En 2007, ECCJ a entrepris un projet d’étude auquel ont participé des juristes, universitaires et défenseurs des droits de l’homme et de l’environnement de tous pays pour évaluer les obstacles qui entravent la justice des affaires et déterminer les changements qu’il serait possible d’opérer dans la législation européenne pour prévenir les violations des droits de l’homme et les dégradations de l’environnement commises par les entreprises européennes. Il ressort de cette étude que la structure juridique des entreprises et la faiblesse des mécanismes de responsabilisation alimentent trop souvent une gestion peu éthique des entreprises.

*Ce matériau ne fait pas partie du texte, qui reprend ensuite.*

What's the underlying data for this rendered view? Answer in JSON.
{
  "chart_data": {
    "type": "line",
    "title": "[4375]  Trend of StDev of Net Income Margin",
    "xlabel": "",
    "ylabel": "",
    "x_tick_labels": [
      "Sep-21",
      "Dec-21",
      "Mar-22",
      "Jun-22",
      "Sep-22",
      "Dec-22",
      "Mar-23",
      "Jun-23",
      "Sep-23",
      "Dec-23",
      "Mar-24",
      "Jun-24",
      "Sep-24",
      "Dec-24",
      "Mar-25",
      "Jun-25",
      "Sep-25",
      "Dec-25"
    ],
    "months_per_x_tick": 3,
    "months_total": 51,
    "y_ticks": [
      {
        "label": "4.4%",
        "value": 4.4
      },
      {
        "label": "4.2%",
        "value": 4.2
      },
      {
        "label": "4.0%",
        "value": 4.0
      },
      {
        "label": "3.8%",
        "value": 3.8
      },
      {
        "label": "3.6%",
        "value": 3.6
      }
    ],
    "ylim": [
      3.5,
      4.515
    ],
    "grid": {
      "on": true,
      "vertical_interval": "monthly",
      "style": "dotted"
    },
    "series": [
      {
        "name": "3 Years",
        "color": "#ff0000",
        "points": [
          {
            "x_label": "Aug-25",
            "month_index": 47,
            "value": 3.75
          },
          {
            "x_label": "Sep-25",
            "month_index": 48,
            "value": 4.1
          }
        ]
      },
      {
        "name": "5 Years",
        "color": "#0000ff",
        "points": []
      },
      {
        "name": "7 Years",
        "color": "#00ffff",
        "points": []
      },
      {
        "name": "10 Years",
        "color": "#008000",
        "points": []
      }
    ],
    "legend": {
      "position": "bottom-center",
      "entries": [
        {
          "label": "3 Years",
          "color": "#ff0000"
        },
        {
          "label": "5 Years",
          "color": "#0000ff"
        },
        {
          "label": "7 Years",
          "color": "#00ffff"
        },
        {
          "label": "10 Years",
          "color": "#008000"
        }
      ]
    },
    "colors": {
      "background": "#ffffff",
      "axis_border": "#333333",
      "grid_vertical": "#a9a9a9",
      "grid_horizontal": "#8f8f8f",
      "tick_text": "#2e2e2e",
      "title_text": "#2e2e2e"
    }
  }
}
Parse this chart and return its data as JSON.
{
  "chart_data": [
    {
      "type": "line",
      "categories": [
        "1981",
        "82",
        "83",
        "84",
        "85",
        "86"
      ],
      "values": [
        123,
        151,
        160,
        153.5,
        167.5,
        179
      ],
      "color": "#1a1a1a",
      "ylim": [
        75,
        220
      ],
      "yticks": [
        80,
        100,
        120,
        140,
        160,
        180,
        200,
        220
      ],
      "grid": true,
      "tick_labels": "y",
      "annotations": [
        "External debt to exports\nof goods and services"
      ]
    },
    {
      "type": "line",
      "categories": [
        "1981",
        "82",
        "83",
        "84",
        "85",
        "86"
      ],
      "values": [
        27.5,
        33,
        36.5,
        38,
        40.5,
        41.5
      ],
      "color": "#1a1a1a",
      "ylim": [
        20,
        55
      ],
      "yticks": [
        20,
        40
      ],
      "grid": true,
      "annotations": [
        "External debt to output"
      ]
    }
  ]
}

Le présent rapport s’inspire de ces conclusions et illustre comment un remaniement de la législation européenne pourrait contribuer à amener de réelles améliorations en faveur des victimes de violations commises par des entreprises européennes.
Pour pallier les lacunes réglementaires actuelles et instaurer des conditions équitables qui soumettront toutes les sociétés à des normes de bonne conduite identiques, ECCJ en appelle à trois réformes juridiques :
1 Reconnaître les groupes d’entreprises comme étant des entités individuelles Les sociétés mères doivent être tenues responsables des impacts humains et écologiques de leurs filiales et des entreprises sur lesquelles elles ont un « droit de contrôle ».
2 Exiger des sociétés qu’elles exercent leur devoir de diligence Les sociétés doivent veiller à prendre des mesures raisonnables pour identifier et prévenir toute violation des droits humains et environnementaux dans leur sphère de responsabilité.
3 Obliger les grandes entreprises à rendre des comptes sur les impacts sociaux et environnementaux de leurs activités et sur les risques qui en découlent Les grandes entreprises doivent pouvoir se référer à des normes précises pour rendre des comptes sur les impacts et les risques qu’impliquent leurs activités dans leur sphère de responsabilité.
Les trois propositions de réformes juridiques d’ECCJ visent à améliorer le régime de responsabilité européen, par l’instauration d’une structure juridique plus juste et efficace qui réglemente les activités des sociétés européennes. Pour garantir la bonne application de ces mesures, il conviendra en outre de faciliter le recours aux tribunaux européens.